Breakfast avec De Smet
Entretien avec Thomas Baerten, co-réalisateur de De Smet
Comment avez-vous écrit l’histoire ? L’avez-vous écrite en collaboration avec Wim ?
J’ai écrit les grandes lignes du scénario de mon côté, et pour le porter à l’écran, j’ai contacté Wim Geudens car il avait plus d’expérience en tant que réalisateur et je n’étais pas sûr de mener à bien un tel projet à moi tout seul.
Qu’est-ce qui vous a inspiré pour créer ces trois frères au look très similaire ?

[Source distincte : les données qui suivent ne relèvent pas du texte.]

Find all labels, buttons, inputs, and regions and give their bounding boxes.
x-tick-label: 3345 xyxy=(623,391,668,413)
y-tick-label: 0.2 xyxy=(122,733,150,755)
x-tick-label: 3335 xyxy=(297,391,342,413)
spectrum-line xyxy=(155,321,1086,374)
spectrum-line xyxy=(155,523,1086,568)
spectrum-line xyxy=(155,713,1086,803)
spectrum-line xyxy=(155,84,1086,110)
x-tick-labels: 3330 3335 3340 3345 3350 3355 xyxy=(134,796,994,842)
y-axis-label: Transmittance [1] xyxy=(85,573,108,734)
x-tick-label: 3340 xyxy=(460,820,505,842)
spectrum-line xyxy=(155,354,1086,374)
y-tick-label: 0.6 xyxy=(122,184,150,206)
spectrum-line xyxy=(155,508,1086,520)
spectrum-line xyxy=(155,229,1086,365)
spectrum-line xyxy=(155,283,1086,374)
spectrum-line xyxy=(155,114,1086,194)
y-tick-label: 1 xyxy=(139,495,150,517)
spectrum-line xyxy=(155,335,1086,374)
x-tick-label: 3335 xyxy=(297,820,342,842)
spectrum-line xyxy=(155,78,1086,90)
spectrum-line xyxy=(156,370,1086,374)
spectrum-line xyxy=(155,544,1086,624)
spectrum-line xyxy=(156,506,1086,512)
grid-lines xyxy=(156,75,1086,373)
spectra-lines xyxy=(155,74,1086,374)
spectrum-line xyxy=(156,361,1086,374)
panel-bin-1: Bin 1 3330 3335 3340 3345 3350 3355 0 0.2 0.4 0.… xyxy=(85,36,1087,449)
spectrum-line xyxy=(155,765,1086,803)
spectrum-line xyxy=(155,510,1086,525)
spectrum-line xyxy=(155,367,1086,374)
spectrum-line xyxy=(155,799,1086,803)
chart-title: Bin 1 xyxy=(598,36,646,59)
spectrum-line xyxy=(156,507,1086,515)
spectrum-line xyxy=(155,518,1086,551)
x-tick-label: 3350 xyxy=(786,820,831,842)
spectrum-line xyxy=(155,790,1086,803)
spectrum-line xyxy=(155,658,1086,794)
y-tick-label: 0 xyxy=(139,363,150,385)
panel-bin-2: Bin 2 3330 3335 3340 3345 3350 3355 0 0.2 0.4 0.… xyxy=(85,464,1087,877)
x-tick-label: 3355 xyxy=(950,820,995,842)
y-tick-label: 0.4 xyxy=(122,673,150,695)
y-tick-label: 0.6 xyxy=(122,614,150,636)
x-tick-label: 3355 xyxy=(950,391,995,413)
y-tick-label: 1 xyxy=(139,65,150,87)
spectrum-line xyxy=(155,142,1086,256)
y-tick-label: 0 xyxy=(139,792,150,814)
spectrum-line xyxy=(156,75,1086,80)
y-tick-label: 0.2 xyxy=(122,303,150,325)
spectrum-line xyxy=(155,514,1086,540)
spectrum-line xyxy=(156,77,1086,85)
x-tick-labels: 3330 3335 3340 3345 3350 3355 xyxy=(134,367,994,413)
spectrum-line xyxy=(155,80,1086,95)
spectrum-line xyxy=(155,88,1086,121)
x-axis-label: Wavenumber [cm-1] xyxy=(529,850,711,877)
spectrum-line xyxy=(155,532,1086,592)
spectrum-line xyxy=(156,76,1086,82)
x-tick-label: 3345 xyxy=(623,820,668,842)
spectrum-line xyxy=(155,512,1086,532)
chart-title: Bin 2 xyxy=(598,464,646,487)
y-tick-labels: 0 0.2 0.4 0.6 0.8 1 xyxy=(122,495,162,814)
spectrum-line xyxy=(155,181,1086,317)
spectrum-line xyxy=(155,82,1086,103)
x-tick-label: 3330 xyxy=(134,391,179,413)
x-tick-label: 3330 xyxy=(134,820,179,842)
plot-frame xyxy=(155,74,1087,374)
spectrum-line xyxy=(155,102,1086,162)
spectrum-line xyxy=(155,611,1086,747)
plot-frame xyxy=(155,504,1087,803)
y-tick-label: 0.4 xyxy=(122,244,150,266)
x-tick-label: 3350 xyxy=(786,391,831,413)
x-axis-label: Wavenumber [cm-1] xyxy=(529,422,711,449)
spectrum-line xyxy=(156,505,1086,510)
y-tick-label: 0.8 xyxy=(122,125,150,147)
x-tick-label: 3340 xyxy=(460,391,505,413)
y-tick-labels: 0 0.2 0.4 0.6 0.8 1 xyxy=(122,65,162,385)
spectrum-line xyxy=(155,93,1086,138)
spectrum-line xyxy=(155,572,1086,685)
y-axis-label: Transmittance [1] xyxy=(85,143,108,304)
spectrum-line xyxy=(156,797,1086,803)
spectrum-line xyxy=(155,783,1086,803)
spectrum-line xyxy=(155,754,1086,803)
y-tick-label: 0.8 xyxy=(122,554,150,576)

Dans la petite ville flamande où habite ma sœur, il y a trois sœurs célibataires qui vivent ensemble, un peu comme les personnages du film : quand l’une d’elle va faire les courses, elle fait les courses pour trois, par exemple. Quand on m’en a parlé, j’ai trouvé ça un peu déprimant, mais en même temps, j’ai trouvé génial qu’elles aient trouvé un modus vivendi, et c’est cette idée-là que j’ai reprise dans mon projet de film.
Oui, mais il s’agissait de trois femmes. Pourquoi avoir choisi trois hommes au final ?
Si une femme se retrouve toute seule, elle se débrouille, elle sait tout faire, mais un homme qui se retrouve seul, il est désespéré car la majorité des hommes sont incapables de faire la cuisine ou le ménage, donc avec trois frères, il y en a un qui fait la cuisine, l’autre le ménage… c’est plus marrant, je trouve.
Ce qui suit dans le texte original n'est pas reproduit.